GC: What experience during your time at Grady College had the biggest influence on where you are today.

NF: There is no substitute for hands-on experience. Journalism is less academic and more like blacksmithing; you learn with each strike of the hammer, each sword in the furnace. Repetition is key, so write as much as possible, and write in different genre: while at The Red & Black, I wrote and produced stories for the sports, variety, news and opinion sections, and each genre helped shape my reporting in different ways. When I first arrived at Grady, it did not seem like there was as much of an emphasis on tangible experience. Thankfully, programs led by people such as Keith Herndon, Vicki Michaelis, Welch Suggs and others have changed that, giving you the unique opportunity to commit real acts of journalism while still having the room for error, and growth, that an academic setting allows.

GC: How has the network of fellow Grady College alumni helped you in your career?

The Grady network has been huge.
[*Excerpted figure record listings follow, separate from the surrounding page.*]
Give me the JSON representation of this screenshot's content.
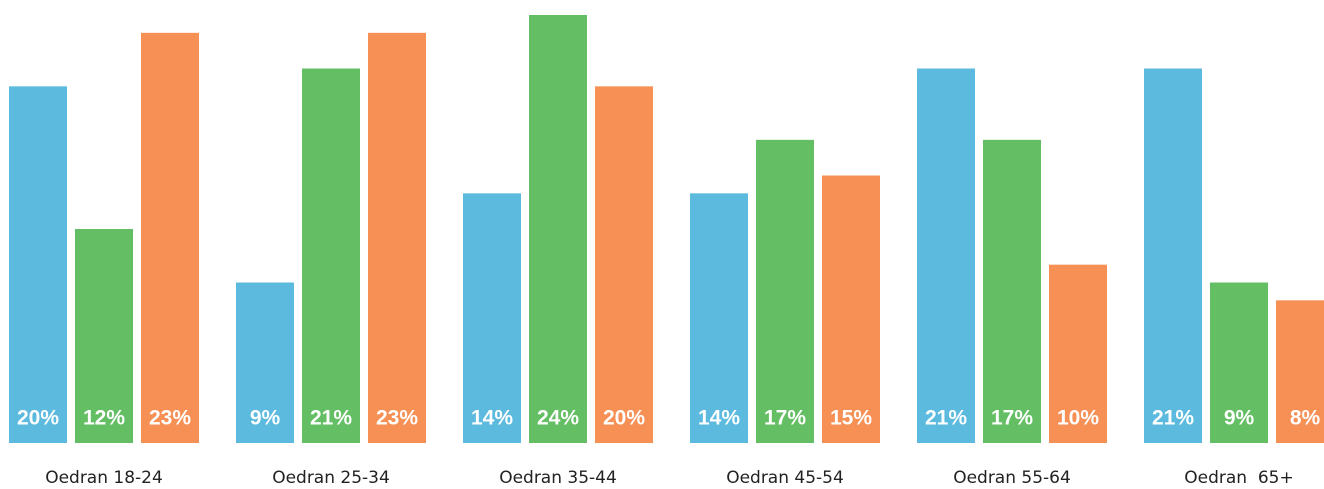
{
  "chart_data": {
    "type": "bar",
    "categories": [
      "Oedran 18-24",
      "Oedran 25-34",
      "Oedran 35-44",
      "Oedran 45-54",
      "Oedran 55-64",
      "Oedran  65+"
    ],
    "ylim": [
      0,
      24
    ],
    "series": [
      {
        "color": "#5bbadd",
        "values": [
          20,
          9,
          14,
          14,
          21,
          21
        ],
        "value_labels": [
          "20%",
          "9%",
          "14%",
          "14%",
          "21%",
          "21%"
        ]
      },
      {
        "color": "#63be64",
        "values": [
          12,
          21,
          24,
          17,
          17,
          9
        ],
        "value_labels": [
          "12%",
          "21%",
          "24%",
          "17%",
          "17%",
          "9%"
        ]
      },
      {
        "color": "#f69055",
        "values": [
          23,
          23,
          20,
          15,
          10,
          8
        ],
        "value_labels": [
          "23%",
          "23%",
          "20%",
          "15%",
          "10%",
          "8%"
        ]
      }
    ]
  }
}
My old professors have been people I could rely on for advice, guidance and support even almost a decade after I left school. One of my most important career building blocks, my time at the Atlanta Journal-Constitution, was shaped by my friendship with Greg Bluestein, who convinced me to give political reporting a shot after having mostly covered sports. He also gave me great advice to pass on becoming a “forever intern” and instead become a freelancer in Australia and Indonesia, where I had amazing personal and professional experiences that led to me landing the job that shaped my career and helped me report from six continents and all 50 states. The Grady College alumni network gives me a home away from home…one that allows me to have a taste of Athens everywhere I go.

GC: What modern challenges would you like to see current students and recent College alumni solve?
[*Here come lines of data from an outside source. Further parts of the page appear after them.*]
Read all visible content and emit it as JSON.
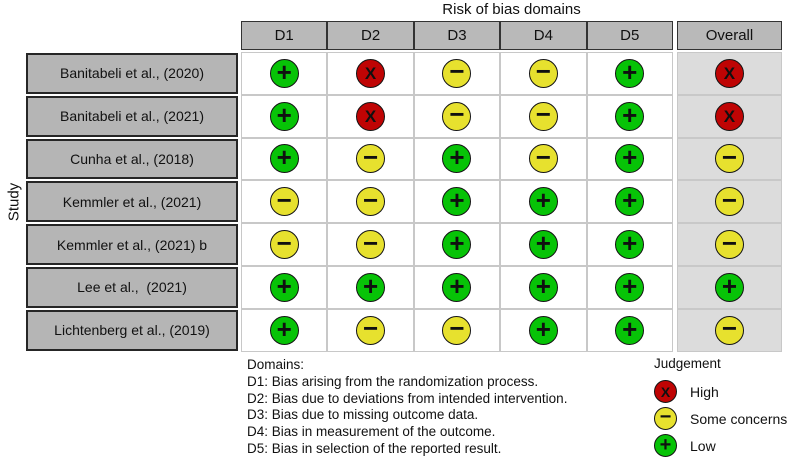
{
  "chart_data": {
    "type": "heatmap",
    "title": "Risk of bias domains",
    "ylabel": "Study",
    "columns": [
      "D1",
      "D2",
      "D3",
      "D4",
      "D5",
      "Overall"
    ],
    "rows": [
      {
        "study": "Banitabeli et al., (2020)",
        "judgements": [
          "low",
          "high",
          "concerns",
          "concerns",
          "low",
          "high"
        ]
      },
      {
        "study": "Banitabeli et al., (2021)",
        "judgements": [
          "low",
          "high",
          "concerns",
          "concerns",
          "low",
          "high"
        ]
      },
      {
        "study": "Cunha et al., (2018)",
        "judgements": [
          "low",
          "concerns",
          "low",
          "concerns",
          "low",
          "concerns"
        ]
      },
      {
        "study": "Kemmler et al., (2021)",
        "judgements": [
          "concerns",
          "concerns",
          "low",
          "low",
          "low",
          "concerns"
        ]
      },
      {
        "study": "Kemmler et al., (2021) b",
        "judgements": [
          "concerns",
          "concerns",
          "low",
          "low",
          "low",
          "concerns"
        ]
      },
      {
        "study": "Lee et al.,  (2021)",
        "judgements": [
          "low",
          "low",
          "low",
          "low",
          "low",
          "low"
        ]
      },
      {
        "study": "Lichtenberg et al., (2019)",
        "judgements": [
          "low",
          "concerns",
          "concerns",
          "low",
          "low",
          "concerns"
        ]
      }
    ],
    "judgement_styles": {
      "high": {
        "symbol": "X",
        "color": "#bf0404",
        "label": "High"
      },
      "concerns": {
        "symbol": "−",
        "color": "#e7e12e",
        "label": "Some concerns"
      },
      "low": {
        "symbol": "+",
        "color": "#07c307",
        "label": "Low"
      }
    },
    "legend": {
      "title": "Judgement",
      "items": [
        {
          "key": "high",
          "label": "High"
        },
        {
          "key": "concerns",
          "label": "Some concerns"
        },
        {
          "key": "low",
          "label": "Low"
        }
      ]
    },
    "footnote": {
      "heading": "Domains:",
      "lines": [
        "D1: Bias arising from the randomization process.",
        "D2: Bias due to deviations from intended intervention.",
        "D3: Bias due to missing outcome data.",
        "D4: Bias in measurement of the outcome.",
        "D5: Bias in selection of the reported result."
      ]
    }
  }
}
How to find a sustainable business model for good journalism! Nobody has quite figured it out, although I think there is a lot of hope in nonprofit news, which can remove the profit incentive that drives so much of the content mills and combative, clickbait-driven coverage that exemplifies the worst parts of modern journalism. I also hope that current students and recent alumni absolutely reject the toxic work cultures and absurd expectations that have too long existed in media—particularly the noxious idea that because this is a calling for many, they should be willing to be paid less than their worth and work more than is healthy and sustainable. I hope they are brave enough to demand better, in ways that some of us did not or could not when we were recent grads. Finally, I’d like to see more journalism that is driven by empathy, that helps people better understand their neighbors—whether friend or foe—in order to better bring about meaningful change.